Why do you think that Jesus of Nazareth came up out of that water into which God breathed and God spoke and said you are mine and you are beloved? He came to show us how to live in a world where darkness threatens so that we would not succumb to it. He came to show us how to shine the light into the darkness and to seek the truth, and he came to tell us that beautiful truth that we are beloved, too. And because we are beloved, we are beholden to one another. It’s not just about us. We are rooted in community and are to seek the welfare of others because they are beloved, too.
And sometimes seeking their welfare means just telling the truth. Sometimes that’s how we help them resist being dragged into the darkness or even how we pull them out of the darkness the way the Samaritan pulled that left-for-dead man out of the ditch. Sometimes that’s doing what our Presiding Bishop Michael Curry calls being an agent of love in the world. That’s doing something about healing the wounds in our world.
At the end of Jesus’s story, the end of his time on earth, he gave himself up to death rather than to engage in violence. He had just told his disciples that he was the truth. That he was the life. That he was the way. And they said, but we don’t know the way. And Pilate said to him, “What is truth?”

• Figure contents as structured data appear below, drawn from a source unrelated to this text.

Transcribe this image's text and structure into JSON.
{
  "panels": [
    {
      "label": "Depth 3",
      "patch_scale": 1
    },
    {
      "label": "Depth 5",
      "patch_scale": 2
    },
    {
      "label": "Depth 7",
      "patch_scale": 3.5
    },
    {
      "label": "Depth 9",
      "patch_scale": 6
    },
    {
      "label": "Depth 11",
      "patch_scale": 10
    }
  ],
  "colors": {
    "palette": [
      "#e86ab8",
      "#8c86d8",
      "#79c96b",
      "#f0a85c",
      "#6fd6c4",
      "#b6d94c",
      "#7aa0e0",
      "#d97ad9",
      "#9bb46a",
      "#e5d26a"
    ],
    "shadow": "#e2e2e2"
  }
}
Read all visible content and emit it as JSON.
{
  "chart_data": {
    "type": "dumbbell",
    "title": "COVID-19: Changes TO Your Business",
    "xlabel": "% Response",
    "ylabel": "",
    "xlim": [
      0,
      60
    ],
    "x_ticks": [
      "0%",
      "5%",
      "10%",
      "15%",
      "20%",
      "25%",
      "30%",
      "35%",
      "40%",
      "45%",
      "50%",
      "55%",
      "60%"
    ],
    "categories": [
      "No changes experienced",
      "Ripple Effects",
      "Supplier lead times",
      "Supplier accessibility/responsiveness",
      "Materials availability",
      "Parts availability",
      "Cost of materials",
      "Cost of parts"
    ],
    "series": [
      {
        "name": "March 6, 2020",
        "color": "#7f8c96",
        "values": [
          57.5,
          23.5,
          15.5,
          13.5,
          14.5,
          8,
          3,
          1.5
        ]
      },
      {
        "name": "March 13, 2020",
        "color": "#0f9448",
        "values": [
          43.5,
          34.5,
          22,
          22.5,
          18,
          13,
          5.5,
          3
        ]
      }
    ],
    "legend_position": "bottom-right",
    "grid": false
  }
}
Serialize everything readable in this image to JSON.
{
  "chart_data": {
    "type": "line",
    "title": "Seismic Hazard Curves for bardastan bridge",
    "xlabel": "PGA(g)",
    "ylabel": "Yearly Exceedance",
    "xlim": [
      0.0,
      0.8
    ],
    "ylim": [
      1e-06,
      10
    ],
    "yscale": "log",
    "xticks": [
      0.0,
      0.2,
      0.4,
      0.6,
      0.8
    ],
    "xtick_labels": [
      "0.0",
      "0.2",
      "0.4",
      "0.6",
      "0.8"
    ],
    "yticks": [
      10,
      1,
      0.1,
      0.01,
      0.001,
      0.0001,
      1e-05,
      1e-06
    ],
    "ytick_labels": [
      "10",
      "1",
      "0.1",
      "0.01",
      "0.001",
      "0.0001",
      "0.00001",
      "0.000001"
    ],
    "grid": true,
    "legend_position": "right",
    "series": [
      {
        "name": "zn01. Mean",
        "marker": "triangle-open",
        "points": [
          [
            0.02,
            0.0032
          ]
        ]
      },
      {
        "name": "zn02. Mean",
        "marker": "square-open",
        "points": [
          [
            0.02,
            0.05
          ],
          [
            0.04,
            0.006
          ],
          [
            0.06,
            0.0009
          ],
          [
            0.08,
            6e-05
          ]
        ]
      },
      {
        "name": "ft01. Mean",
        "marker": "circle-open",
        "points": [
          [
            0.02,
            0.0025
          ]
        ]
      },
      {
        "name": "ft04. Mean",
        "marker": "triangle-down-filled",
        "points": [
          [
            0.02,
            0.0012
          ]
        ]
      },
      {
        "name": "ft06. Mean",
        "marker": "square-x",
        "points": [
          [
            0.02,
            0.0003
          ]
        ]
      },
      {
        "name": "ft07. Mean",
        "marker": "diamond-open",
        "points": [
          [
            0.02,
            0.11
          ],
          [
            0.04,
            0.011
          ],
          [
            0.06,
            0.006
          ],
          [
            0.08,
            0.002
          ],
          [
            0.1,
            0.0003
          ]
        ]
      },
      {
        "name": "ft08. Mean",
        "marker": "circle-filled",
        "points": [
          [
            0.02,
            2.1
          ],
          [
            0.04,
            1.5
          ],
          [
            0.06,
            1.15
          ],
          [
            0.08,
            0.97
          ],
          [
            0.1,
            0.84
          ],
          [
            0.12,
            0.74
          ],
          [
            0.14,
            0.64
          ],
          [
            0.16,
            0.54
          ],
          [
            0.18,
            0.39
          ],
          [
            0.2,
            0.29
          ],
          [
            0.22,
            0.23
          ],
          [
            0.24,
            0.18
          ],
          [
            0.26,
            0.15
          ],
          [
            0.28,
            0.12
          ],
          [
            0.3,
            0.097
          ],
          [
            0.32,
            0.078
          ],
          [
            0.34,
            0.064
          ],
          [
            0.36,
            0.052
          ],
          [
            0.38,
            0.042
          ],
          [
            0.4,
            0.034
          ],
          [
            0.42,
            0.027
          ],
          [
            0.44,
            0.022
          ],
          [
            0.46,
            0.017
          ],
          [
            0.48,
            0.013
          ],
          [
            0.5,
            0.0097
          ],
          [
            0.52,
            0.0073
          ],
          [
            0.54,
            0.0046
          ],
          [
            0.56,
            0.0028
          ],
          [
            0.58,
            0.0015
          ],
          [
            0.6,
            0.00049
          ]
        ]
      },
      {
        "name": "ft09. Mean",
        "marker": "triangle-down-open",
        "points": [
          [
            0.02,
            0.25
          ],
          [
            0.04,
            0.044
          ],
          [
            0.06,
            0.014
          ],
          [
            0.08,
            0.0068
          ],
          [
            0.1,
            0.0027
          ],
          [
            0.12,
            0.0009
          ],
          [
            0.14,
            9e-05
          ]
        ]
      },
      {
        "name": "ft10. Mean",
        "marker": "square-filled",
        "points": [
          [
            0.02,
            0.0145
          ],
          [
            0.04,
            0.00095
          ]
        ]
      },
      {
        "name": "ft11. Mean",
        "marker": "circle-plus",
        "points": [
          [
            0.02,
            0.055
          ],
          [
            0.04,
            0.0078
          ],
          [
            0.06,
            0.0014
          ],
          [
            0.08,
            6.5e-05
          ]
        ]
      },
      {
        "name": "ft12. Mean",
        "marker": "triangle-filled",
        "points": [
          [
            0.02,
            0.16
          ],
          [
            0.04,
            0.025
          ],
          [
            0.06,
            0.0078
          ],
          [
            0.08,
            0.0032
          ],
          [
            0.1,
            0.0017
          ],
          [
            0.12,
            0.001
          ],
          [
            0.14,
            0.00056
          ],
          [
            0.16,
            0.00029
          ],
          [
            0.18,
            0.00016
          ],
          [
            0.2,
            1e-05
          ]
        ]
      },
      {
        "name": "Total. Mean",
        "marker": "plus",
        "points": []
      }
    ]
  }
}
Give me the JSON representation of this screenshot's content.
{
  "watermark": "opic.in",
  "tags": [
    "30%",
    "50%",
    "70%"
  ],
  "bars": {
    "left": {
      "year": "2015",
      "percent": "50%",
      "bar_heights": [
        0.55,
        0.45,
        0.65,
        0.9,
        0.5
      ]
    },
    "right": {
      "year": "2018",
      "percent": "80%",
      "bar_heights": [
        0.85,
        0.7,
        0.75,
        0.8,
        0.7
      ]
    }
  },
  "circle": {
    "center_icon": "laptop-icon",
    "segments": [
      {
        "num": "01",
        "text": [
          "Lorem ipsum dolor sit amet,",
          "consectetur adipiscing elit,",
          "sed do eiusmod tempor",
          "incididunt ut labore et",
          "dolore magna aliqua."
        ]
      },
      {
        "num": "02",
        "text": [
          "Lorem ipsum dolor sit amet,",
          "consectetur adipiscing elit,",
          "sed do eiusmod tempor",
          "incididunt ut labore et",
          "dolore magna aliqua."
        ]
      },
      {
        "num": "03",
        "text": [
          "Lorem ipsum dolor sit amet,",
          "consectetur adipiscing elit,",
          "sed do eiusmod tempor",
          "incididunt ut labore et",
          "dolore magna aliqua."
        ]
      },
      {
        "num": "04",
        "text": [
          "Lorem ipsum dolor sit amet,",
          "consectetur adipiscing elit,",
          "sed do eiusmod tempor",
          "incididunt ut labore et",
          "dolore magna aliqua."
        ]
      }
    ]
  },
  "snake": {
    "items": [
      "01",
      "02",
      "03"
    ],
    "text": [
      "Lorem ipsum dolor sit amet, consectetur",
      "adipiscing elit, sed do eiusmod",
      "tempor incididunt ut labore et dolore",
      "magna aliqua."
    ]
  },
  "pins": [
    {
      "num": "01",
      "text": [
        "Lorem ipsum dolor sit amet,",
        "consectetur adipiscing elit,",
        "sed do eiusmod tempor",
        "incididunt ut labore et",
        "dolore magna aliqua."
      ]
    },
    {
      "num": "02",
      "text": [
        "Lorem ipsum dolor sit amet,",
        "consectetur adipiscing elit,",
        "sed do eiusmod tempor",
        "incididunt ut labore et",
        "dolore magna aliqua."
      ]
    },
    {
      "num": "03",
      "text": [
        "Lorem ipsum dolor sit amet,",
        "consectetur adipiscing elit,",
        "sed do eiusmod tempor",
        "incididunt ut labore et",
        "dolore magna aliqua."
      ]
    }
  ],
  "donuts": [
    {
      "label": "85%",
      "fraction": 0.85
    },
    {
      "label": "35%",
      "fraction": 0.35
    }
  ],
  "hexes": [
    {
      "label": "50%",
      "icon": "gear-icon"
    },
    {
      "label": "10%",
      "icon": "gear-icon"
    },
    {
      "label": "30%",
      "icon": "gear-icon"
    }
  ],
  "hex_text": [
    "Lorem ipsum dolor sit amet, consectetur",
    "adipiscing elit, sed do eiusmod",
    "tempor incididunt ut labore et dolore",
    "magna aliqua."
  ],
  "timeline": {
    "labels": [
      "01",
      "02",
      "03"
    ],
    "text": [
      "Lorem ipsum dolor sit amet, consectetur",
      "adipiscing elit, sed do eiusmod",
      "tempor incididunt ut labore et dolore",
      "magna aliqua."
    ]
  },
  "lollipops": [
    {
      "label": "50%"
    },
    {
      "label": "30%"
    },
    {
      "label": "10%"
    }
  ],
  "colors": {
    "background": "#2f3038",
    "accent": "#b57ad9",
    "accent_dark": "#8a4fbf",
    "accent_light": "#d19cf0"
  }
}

But he showed them, again and again; he told them the stories again and again, that love means building up and not tearing down, that we are to carry the light of God into the dark places in our world, that the truth is what finally will set us free.
Today as we remember Jesus’s baptism, we remember our own baptismal vows that affirm our beliefs and direct us to worship and also call upon us to act: to persevere in resisting evil and to repent when we fall into sin; to proclaim the Gospel by word and deed; to seek and serve Christ in our fellow human beings and love our neighbors as ourselves; to strive for justice and peace and respect the dignity of every human being.
And so, beloveds, because of our baptism we have what we need to go out into the world to turn on the light of truth and to shine that light into the darkness of lies and power mongering and self-centeredness and hate and violence. We have what we need to go out and be agents of love, speaking truth, carrying the light of Christ.
May God give us the courage to do it.